WHEN DOES THE BUYING OF US ASSETS END?
Today the US is sucking in huge amounts of capital, with both the Private and Public Sector NIIP running a huge deficit.
Net International Investment Position (NIIP) data can offer a guide to where the extreme asset flows are and when they are about to end. In recent years, US NIIP has deteriorated rapidly. We show that both the private sector and public sector have reached record deficits as a percent of GDP in recent years.
Can we gauge when fund flows will end? While the US has NIIP data back to the 1970s, for most other regions it is more recent. We can look at various financial and currency crises to get an idea of how extreme NIIP positioning can get. First, we can look at China as a guide. After the financial crisis there were heavy flows into Chinese assets, and it saw a deterioration in its private sector NIIP (we exclude foreign reserves from NIIP) to USD 2.5 trillion or roughly 20% of GDP before the Renminbi was forced to devalue.
Prior to the Global Financial Crisis, Europe received a significant amount of credit flows as the convergence trade of the periphery to the core as well as the entrance of Central European countries to the EU drove huge credit flows. The Euro Zone NIIP reached a deficit of 20% of GDP before the Eurocrisis and its subsequent devaluation.
Prior to the Brexit Referendum in 2016, the UK was running a 20% NIIP deficit. This has moved to balance with a 20% fall in the exchange rate against the Euro, the major trade partner of the UK.

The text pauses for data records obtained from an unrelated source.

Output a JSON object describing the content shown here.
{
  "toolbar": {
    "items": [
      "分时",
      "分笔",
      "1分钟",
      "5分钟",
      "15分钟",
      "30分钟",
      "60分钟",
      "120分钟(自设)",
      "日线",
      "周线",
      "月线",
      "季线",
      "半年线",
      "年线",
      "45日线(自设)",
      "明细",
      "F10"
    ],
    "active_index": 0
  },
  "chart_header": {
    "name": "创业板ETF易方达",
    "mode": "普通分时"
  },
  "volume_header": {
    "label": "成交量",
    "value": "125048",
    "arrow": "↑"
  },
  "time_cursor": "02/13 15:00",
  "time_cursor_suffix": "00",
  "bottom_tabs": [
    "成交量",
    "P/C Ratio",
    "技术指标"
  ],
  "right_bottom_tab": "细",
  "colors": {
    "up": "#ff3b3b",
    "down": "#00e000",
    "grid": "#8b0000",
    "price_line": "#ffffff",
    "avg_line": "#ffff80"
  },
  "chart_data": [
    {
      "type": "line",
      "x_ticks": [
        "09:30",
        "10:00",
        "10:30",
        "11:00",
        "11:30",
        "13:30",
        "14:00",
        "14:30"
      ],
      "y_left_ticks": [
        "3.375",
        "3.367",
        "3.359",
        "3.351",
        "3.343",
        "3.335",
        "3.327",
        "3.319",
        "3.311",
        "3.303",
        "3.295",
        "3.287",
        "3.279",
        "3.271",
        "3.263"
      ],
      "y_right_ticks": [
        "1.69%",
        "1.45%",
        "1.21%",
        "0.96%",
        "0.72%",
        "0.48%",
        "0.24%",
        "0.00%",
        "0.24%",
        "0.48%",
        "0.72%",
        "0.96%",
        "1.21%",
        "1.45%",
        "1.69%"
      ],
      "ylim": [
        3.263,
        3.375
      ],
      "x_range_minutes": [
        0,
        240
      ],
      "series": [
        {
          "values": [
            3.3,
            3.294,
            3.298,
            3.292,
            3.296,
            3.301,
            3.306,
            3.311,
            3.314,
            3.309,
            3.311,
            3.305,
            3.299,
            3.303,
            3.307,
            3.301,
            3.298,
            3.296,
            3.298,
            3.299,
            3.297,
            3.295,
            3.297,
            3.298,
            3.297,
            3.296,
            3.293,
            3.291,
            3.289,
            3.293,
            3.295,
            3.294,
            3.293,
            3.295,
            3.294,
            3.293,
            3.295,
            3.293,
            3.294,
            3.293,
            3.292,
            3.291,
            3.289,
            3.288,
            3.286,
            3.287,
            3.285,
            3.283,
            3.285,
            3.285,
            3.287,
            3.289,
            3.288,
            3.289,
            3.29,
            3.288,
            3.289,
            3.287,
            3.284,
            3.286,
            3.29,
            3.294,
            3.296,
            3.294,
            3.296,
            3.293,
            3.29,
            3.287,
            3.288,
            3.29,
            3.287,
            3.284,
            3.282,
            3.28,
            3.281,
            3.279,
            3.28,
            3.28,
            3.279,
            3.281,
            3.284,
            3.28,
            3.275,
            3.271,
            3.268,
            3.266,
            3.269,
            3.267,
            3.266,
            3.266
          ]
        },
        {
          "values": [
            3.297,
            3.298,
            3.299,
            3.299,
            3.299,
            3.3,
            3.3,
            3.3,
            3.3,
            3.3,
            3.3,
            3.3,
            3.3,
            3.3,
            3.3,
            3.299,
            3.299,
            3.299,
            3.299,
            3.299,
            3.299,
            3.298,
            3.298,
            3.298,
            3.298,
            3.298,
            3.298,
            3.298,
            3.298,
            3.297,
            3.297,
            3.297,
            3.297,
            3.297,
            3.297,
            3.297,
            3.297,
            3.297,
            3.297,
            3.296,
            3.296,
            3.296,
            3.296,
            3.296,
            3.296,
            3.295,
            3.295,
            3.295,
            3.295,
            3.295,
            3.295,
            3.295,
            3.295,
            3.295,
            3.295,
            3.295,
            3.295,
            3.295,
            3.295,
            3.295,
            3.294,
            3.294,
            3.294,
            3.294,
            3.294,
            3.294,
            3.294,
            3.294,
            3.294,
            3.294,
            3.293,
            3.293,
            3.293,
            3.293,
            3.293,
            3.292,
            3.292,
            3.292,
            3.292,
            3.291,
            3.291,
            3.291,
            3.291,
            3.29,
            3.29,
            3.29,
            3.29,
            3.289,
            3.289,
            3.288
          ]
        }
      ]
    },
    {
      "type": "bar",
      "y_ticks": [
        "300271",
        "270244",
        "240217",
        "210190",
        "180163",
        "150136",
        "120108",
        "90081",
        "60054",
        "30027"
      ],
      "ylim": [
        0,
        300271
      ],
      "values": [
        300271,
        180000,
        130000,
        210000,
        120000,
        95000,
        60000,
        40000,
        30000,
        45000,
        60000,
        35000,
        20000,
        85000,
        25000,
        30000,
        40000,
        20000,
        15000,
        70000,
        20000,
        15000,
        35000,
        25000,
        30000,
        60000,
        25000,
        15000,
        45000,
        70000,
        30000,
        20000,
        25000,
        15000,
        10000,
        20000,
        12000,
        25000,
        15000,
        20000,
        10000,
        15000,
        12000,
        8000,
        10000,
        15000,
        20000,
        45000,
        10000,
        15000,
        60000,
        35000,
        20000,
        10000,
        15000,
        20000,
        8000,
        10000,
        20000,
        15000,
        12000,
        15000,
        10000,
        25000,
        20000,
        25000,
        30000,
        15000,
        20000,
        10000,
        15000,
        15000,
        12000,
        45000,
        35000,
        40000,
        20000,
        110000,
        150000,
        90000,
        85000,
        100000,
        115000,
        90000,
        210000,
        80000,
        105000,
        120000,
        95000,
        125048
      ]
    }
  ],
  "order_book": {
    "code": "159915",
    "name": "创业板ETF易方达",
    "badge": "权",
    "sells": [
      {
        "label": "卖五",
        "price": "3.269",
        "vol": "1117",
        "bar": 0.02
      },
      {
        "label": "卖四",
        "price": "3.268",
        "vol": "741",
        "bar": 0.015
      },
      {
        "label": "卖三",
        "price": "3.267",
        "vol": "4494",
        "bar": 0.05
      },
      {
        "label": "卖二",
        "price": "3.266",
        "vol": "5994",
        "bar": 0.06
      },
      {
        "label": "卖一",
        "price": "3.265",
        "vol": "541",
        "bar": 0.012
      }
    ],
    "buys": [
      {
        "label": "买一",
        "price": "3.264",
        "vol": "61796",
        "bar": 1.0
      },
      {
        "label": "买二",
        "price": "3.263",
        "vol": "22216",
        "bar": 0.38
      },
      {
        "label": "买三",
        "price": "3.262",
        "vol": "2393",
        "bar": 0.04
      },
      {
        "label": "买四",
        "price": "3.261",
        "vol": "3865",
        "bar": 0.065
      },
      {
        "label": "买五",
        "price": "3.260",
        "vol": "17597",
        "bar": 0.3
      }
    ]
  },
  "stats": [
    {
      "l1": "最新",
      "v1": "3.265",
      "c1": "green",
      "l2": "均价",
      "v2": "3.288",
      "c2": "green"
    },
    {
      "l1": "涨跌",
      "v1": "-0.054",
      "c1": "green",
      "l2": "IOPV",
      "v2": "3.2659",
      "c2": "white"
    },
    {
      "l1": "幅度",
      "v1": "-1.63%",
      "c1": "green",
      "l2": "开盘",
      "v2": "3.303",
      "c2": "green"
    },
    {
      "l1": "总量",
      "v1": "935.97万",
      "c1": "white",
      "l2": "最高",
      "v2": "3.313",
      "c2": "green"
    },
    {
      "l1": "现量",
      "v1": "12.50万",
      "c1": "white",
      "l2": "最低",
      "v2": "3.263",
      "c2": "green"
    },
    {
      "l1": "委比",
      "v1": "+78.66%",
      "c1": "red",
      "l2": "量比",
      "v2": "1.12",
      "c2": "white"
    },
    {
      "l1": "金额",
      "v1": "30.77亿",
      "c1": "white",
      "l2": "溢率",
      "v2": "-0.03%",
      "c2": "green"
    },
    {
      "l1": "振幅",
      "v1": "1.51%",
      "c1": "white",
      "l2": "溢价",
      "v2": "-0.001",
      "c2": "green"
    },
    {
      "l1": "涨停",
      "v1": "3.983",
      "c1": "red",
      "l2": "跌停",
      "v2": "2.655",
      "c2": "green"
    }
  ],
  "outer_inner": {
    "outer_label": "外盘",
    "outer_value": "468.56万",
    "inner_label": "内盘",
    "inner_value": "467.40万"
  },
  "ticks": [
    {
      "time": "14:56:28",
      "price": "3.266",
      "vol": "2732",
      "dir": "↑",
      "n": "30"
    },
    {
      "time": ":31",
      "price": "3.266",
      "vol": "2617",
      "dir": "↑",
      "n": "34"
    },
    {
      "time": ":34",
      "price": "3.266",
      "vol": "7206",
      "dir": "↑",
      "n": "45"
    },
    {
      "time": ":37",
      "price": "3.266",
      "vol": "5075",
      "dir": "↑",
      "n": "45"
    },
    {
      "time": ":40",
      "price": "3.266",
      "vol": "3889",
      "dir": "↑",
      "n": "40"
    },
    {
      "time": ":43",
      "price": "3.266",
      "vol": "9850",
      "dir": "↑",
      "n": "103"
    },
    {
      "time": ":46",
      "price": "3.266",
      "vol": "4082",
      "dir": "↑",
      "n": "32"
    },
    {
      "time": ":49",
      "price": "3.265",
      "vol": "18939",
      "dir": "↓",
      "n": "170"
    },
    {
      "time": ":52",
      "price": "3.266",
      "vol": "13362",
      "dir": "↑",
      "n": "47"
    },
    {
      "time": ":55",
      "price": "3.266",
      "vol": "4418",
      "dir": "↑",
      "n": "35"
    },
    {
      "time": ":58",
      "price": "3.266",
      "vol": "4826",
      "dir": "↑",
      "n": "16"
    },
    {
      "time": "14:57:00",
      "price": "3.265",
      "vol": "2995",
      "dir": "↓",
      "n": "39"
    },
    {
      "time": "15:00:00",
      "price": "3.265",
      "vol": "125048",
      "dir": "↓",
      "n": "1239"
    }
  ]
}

Today the US is sucking in huge amounts of capital. Its Private Sector NIIP (NIIP less foreign treasury holdings) is running a 20% deficit while the public sector is running a 30% deficit. The top seen in the 2000- 2001 period of US NIIP deficit was followed by dollar weakness. The US dollar, as proxied by the JP Morgan Nominal Broad Effective Exchange Rate, also looks to be topping out.
So who is buying US assets? One of the usual suspects is Japan. Intriguingly, generally the Japanese used to buy foreign bonds when the Yen was strong and sell them when the Yen was weak. Since 2013, Japanese purchasing of foreign bonds has been strong even without the Yen strengthening. This is exactly what Abenomics and Bank of Japan activism was intended to do. That is, Japanese fund flows would be less countercyclical and more pro-cyclical. In other words, fund flow was not meant to take advantage of Yen strength, but to stop Yen from strengthening in the first place.
This has caused the traditional relationship between Japanese and US 30 year bond spreads against the Yen exchange rate to breakdown.
The US NIIP as a percentage of GDP is running at close to a 50% of GDP deficit, while private sector deficits in China and Europe are close to zero, implying almost all flows from Japan are to the US. In absolute numbers, China Private NIIP deficit topped out at USD 2.5 trillion, Europe was also at USD 2.5 trillion, while the US quarterly data just passed USD 4 trillion. With the US running USD 1 trillion fiscal deficits, even the Japanese may not have enough money to keep the US dollar strong.